The completion date for a new acute adult mental health facility has been pushed back again, and is now expected to go more than £800,000 over budget, it has emerged.
Health Minister Karen Wilson confirmed yesterday that the £7.3m project to redevelop Clinique Pinel in St. Saviour, replacing Orchard House and providing 26 new ensuite bedrooms and other facilities, is now not expected to be complete until March 2023.
The project, which came in the wake of a critical mental health service review, was launched in 2020 and originally due for completion at the end of January 2022, but has been plagued by delays.
It was firstly pushed back until March 2022, with Ministers blaming bad weather delaying construction, then until April, and then until September this year as an apparent result of labour shortages due to a 'building boom'.
While residents moved into 14 new ensuite bedrooms at Clinique Pinel in mid-September, and extensions to Rosewood House should be completed by the end of this month, the rest of the work on the facility will not be completed until next year, Deputy Wilson explained following a written question from Deputy Mary Le Hegarat.

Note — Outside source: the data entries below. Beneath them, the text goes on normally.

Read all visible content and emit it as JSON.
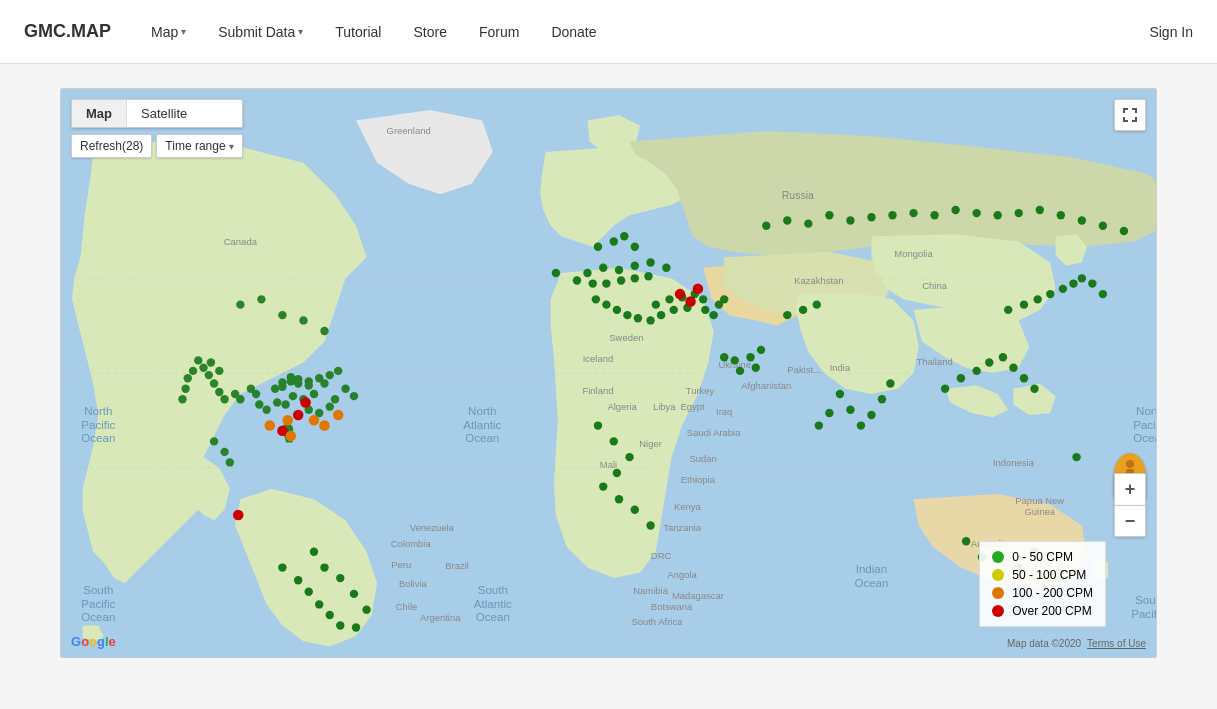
{
  "brand": "GMC.MAP",
  "nav": {
    "links": [
      {
        "label": "Map",
        "hasDropdown": true
      },
      {
        "label": "Submit Data",
        "hasDropdown": true
      },
      {
        "label": "Tutorial",
        "hasDropdown": false
      },
      {
        "label": "Store",
        "hasDropdown": false
      },
      {
        "label": "Forum",
        "hasDropdown": false
      },
      {
        "label": "Donate",
        "hasDropdown": false
      }
    ],
    "signin_label": "Sign In"
  },
  "map": {
    "type_buttons": [
      "Map",
      "Satellite"
    ],
    "active_type": "Map",
    "refresh_label": "Refresh(28)",
    "time_range_label": "Time range",
    "fullscreen_icon": "⤢",
    "zoom_in_label": "+",
    "zoom_out_label": "−",
    "google_label": "Google",
    "map_data_label": "Map data ©2020",
    "terms_label": "Terms of Use",
    "legend": [
      {
        "label": "0 - 50 CPM",
        "color": "#22aa22"
      },
      {
        "label": "50 - 100 CPM",
        "color": "#cccc00"
      },
      {
        "label": "100 - 200 CPM",
        "color": "#e07800"
      },
      {
        "label": "Over 200 CPM",
        "color": "#cc0000"
      }
    ]
  }
}
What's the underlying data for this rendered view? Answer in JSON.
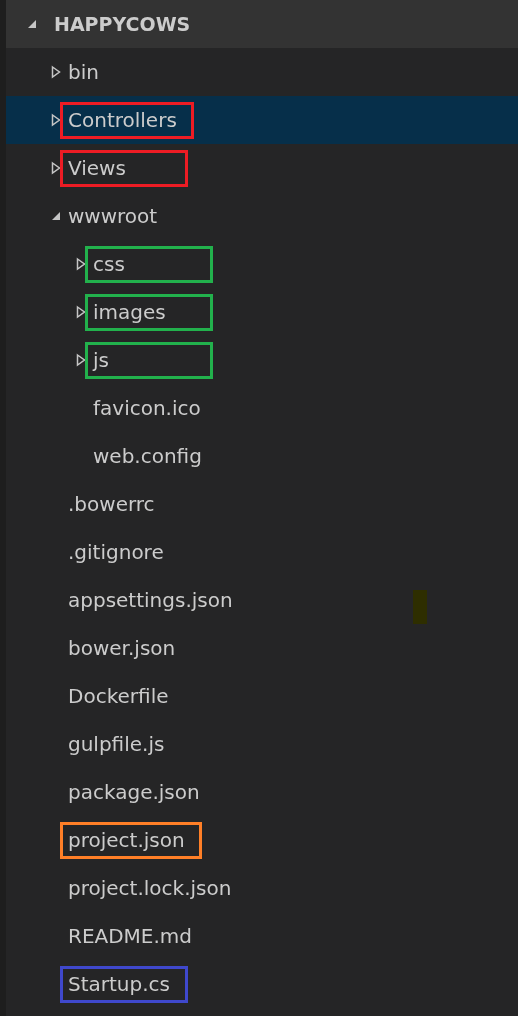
{
  "explorer": {
    "title": "HAPPYCOWS",
    "expanded": true,
    "items": [
      {
        "kind": "folder",
        "name": "bin",
        "expanded": false,
        "selected": false
      },
      {
        "kind": "folder",
        "name": "Controllers",
        "expanded": false,
        "selected": true,
        "color": "#ed1c24"
      },
      {
        "kind": "folder",
        "name": "Views",
        "expanded": false,
        "selected": false,
        "color": "#ed1c24"
      },
      {
        "kind": "folder",
        "name": "wwwroot",
        "expanded": true,
        "selected": false,
        "children": [
          {
            "kind": "folder",
            "name": "css",
            "expanded": false,
            "selected": false,
            "color": "#22b14c"
          },
          {
            "kind": "folder",
            "name": "images",
            "expanded": false,
            "selected": false,
            "color": "#22b14c"
          },
          {
            "kind": "folder",
            "name": "js",
            "expanded": false,
            "selected": false,
            "color": "#22b14c"
          },
          {
            "kind": "file",
            "name": "favicon.ico",
            "selected": false
          },
          {
            "kind": "file",
            "name": "web.config",
            "selected": false
          }
        ]
      },
      {
        "kind": "file",
        "name": ".bowerrc",
        "selected": false
      },
      {
        "kind": "file",
        "name": ".gitignore",
        "selected": false
      },
      {
        "kind": "file",
        "name": "appsettings.json",
        "selected": false
      },
      {
        "kind": "file",
        "name": "bower.json",
        "selected": false
      },
      {
        "kind": "file",
        "name": "Dockerfile",
        "selected": false
      },
      {
        "kind": "file",
        "name": "gulpfile.js",
        "selected": false
      },
      {
        "kind": "file",
        "name": "package.json",
        "selected": false
      },
      {
        "kind": "file",
        "name": "project.json",
        "selected": false,
        "color": "#ff7f27"
      },
      {
        "kind": "file",
        "name": "project.lock.json",
        "selected": false
      },
      {
        "kind": "file",
        "name": "README.md",
        "selected": false
      },
      {
        "kind": "file",
        "name": "Startup.cs",
        "selected": false,
        "color": "#3f48cc"
      }
    ]
  }
}
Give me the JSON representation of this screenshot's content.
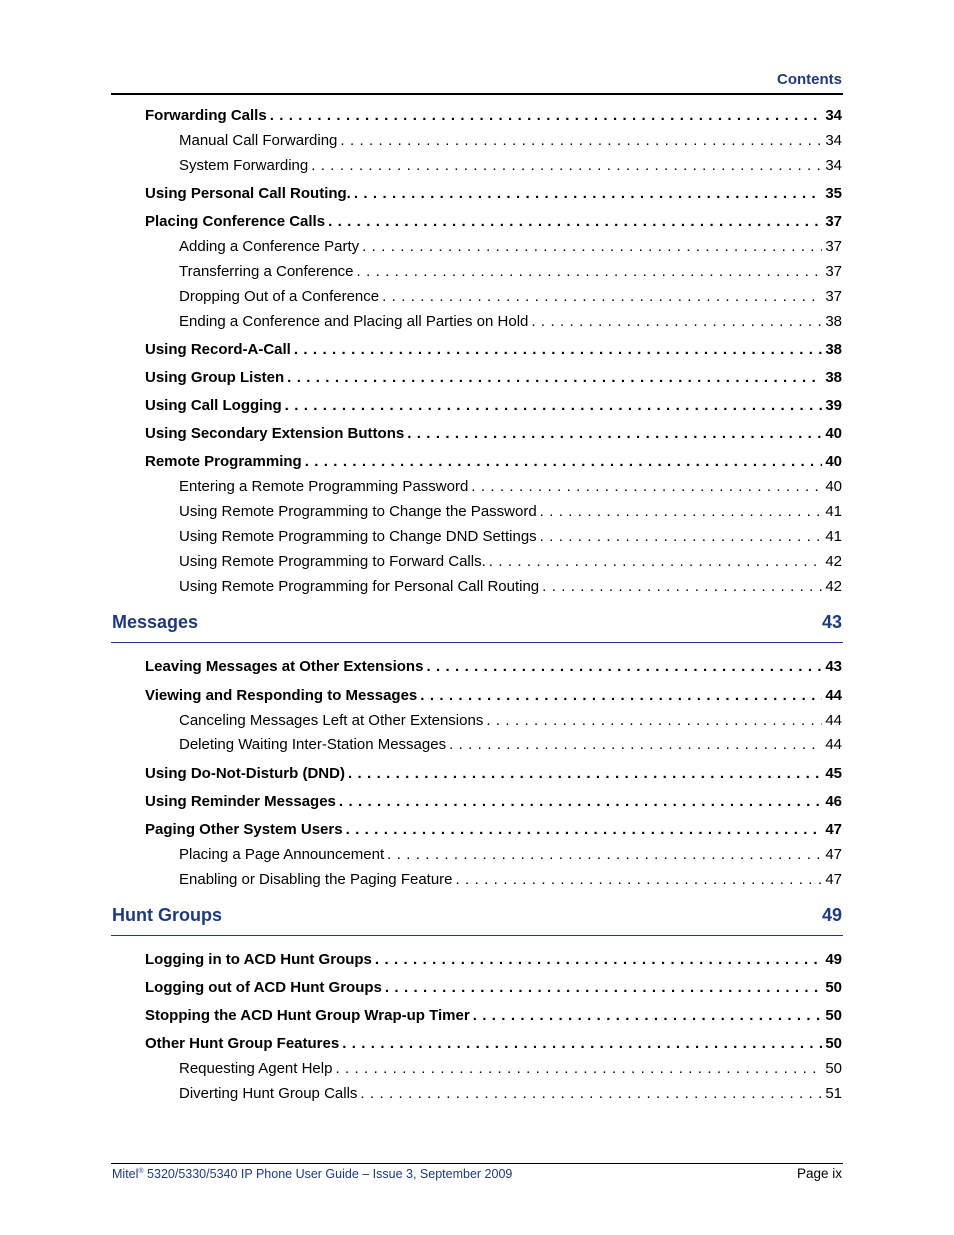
{
  "header": {
    "title": "Contents"
  },
  "sections": [
    {
      "level": 1,
      "title": "Forwarding Calls",
      "page": "34"
    },
    {
      "level": 2,
      "title": "Manual Call Forwarding",
      "page": "34"
    },
    {
      "level": 2,
      "title": "System Forwarding",
      "page": "34"
    },
    {
      "level": 1,
      "title": "Using Personal Call Routing.",
      "page": "35"
    },
    {
      "level": 1,
      "title": "Placing Conference Calls",
      "page": "37"
    },
    {
      "level": 2,
      "title": "Adding a Conference Party",
      "page": "37"
    },
    {
      "level": 2,
      "title": "Transferring a Conference",
      "page": "37"
    },
    {
      "level": 2,
      "title": "Dropping Out of a Conference",
      "page": "37"
    },
    {
      "level": 2,
      "title": "Ending a Conference and Placing all Parties on Hold",
      "page": "38"
    },
    {
      "level": 1,
      "title": "Using Record-A-Call",
      "page": "38"
    },
    {
      "level": 1,
      "title": "Using Group Listen",
      "page": "38"
    },
    {
      "level": 1,
      "title": "Using Call Logging",
      "page": "39"
    },
    {
      "level": 1,
      "title": "Using Secondary Extension Buttons",
      "page": "40"
    },
    {
      "level": 1,
      "title": "Remote Programming",
      "page": "40"
    },
    {
      "level": 2,
      "title": "Entering a Remote Programming Password",
      "page": "40"
    },
    {
      "level": 2,
      "title": "Using Remote Programming to Change the Password",
      "page": "41"
    },
    {
      "level": 2,
      "title": "Using Remote Programming to Change DND Settings",
      "page": "41"
    },
    {
      "level": 2,
      "title": "Using Remote Programming to Forward Calls.",
      "page": "42"
    },
    {
      "level": 2,
      "title": "Using Remote Programming for Personal Call Routing",
      "page": "42"
    }
  ],
  "chapters": [
    {
      "title": "Messages",
      "page": "43",
      "entries": [
        {
          "level": 1,
          "title": "Leaving Messages at Other Extensions",
          "page": "43"
        },
        {
          "level": 1,
          "title": "Viewing and Responding to Messages",
          "page": "44"
        },
        {
          "level": 2,
          "title": "Canceling Messages Left at Other Extensions",
          "page": "44"
        },
        {
          "level": 2,
          "title": "Deleting Waiting Inter-Station Messages",
          "page": "44"
        },
        {
          "level": 1,
          "title": "Using Do-Not-Disturb (DND)",
          "page": "45"
        },
        {
          "level": 1,
          "title": "Using Reminder Messages",
          "page": "46"
        },
        {
          "level": 1,
          "title": "Paging Other System Users",
          "page": "47"
        },
        {
          "level": 2,
          "title": "Placing a Page Announcement",
          "page": "47"
        },
        {
          "level": 2,
          "title": "Enabling or Disabling the Paging Feature",
          "page": "47"
        }
      ]
    },
    {
      "title": "Hunt Groups",
      "page": "49",
      "entries": [
        {
          "level": 1,
          "title": "Logging in to ACD Hunt Groups",
          "page": "49"
        },
        {
          "level": 1,
          "title": "Logging out of ACD Hunt Groups",
          "page": "50"
        },
        {
          "level": 1,
          "title": "Stopping the ACD Hunt Group Wrap-up Timer",
          "page": "50"
        },
        {
          "level": 1,
          "title": "Other Hunt Group Features",
          "page": "50"
        },
        {
          "level": 2,
          "title": "Requesting Agent Help",
          "page": "50"
        },
        {
          "level": 2,
          "title": "Diverting Hunt Group Calls",
          "page": "51"
        }
      ]
    }
  ],
  "footer": {
    "brand": "Mitel",
    "registered_mark": "®",
    "guide": " 5320/5330/5340 IP Phone User Guide  – Issue 3, September 2009",
    "page_label": "Page ix"
  }
}
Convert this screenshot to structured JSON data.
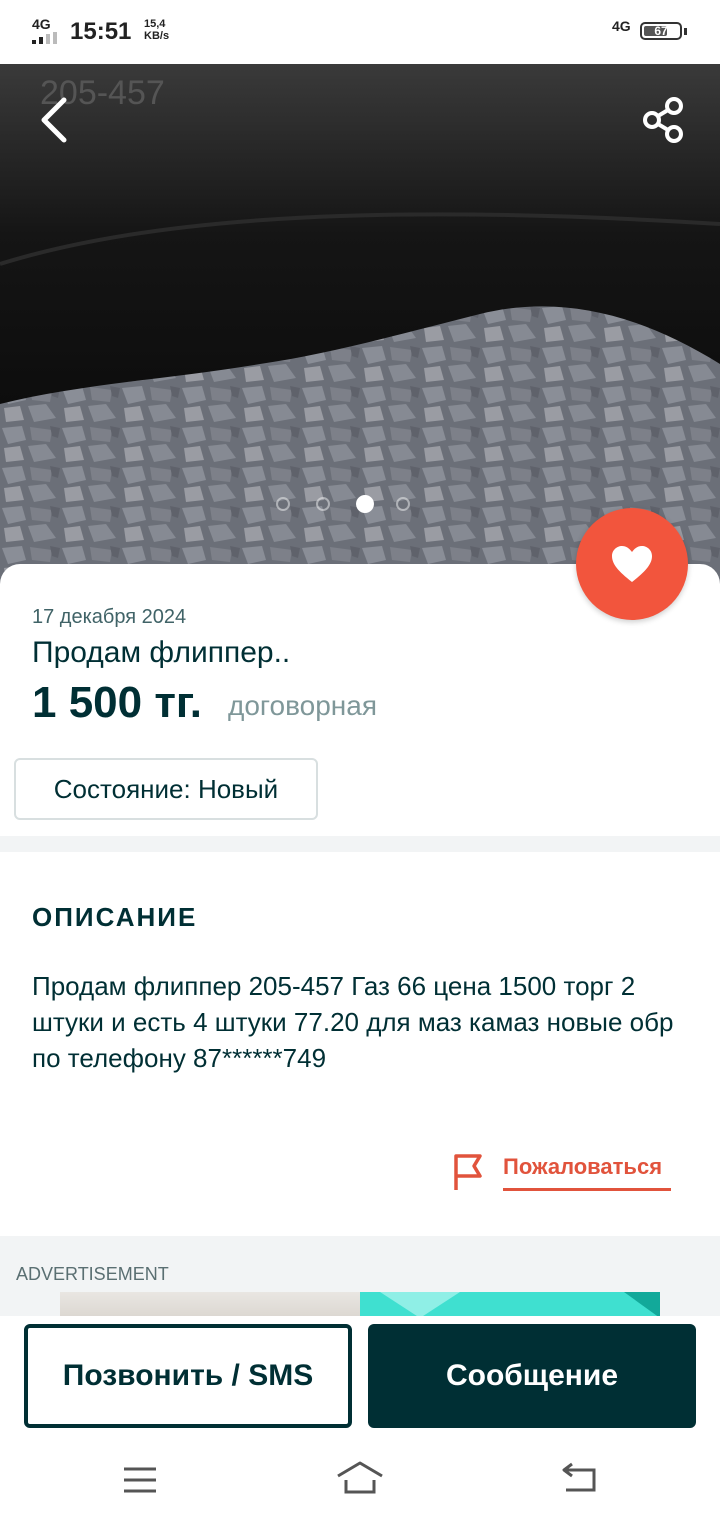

“The final phase completion and handover of Clinique Pinel reported currently by the contractors is 15 March 2023, factoring in risk assessment the final movement of services is anticipated for April 2023.”
She also explained that, due to “a number of additions to the project to address identified legacy defects”, the Project Manager was now “predicting an overspend of £836,000”.
The draft Government Plan has an additional £300,000 of funding for the project.
However, even if the additional spending is approved when States Members vote on the Government Plan next month, there will still be a “shortfall of circa £536,000”, the Health Minister said.
The Clinique Pinel upgrades were originally intended as an interim option while the new hospital was being built.
It was previously envisaged that all mental health services would move to a separate mental health centre built on a field next to the Overdale health ‘campus’ which was due to open in 2026.
Pictured: The £800m Overdale hospital plans included a separate mental health unit to the north-east of the Westmount campus.
However, the new Government has since ruled the Overdale project to be unaffordable and has instead suggested that the island continues operating its health services from multiple sites.
Infrastructure Minister Deputy Tom Binet is currently conducting a separate review on the island’s mental health provision, which will consider which site(s) services should be delivered from in future.